I see a direct correlation between childhood trauma and problems among coworkers. I think the number of people who experienced some form of trauma growing up is higher than what appears on the surface.
We typically think of trauma being caused by experiencing or witnessing some form of abuse, violence, or severe accident. However, there are many causes and levels of trauma severity. Chronic illness, parental strife, isolation, and even a well-meaning parent who lacks an understanding of their child’s sensitive nature can cause a degree of trauma.
When I was a therapist, I expected most clients to have had trauma in their history. After coaching business professionals for several years, it struck me how many of my clients had some kind of trauma in their past. They were, and are, high functioning folks who have achieved a lot. They are ambitious and want to contribute creatively.
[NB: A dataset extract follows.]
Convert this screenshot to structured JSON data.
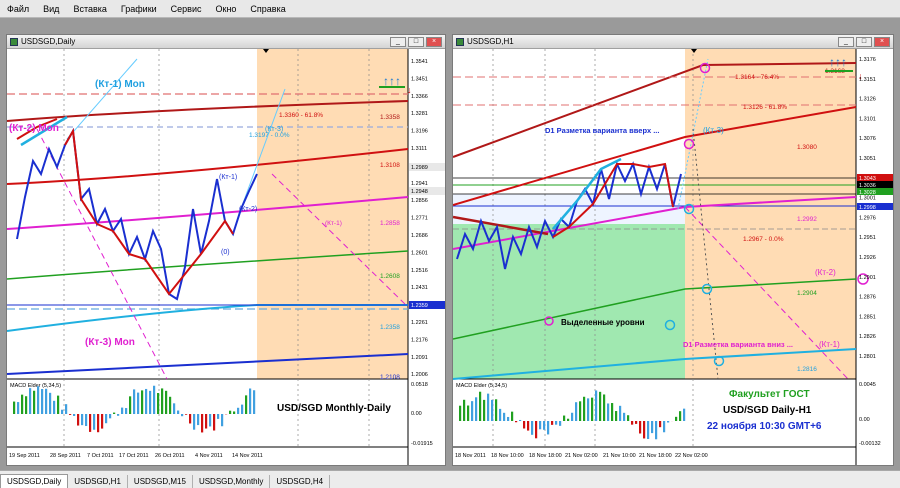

They often come to me because of a difficult to deal with boss or coworker, or because they want to become a stronger leader and learn better ways to handle issues with direct reports.
Trauma shows up in the nervous system and habits of thinking and behavior that are essentially a process of self-protection. When there is even a small trauma that has not been released from the body, it gets activated by circumstances or other people’s behavior. Fear is sparked in the body, and the mind starts trying to make sense of it by projecting meaning that isn’t accurate.
If the trauma history is not severe, a lot of the old conditioning can be dismantled through self-awareness, reinforcing self-competency, and working with tools that calm the body and the nervous system. And, by strengthening thinking and behavior that creates a sense of safety while promoting self-esteem and self-confidence.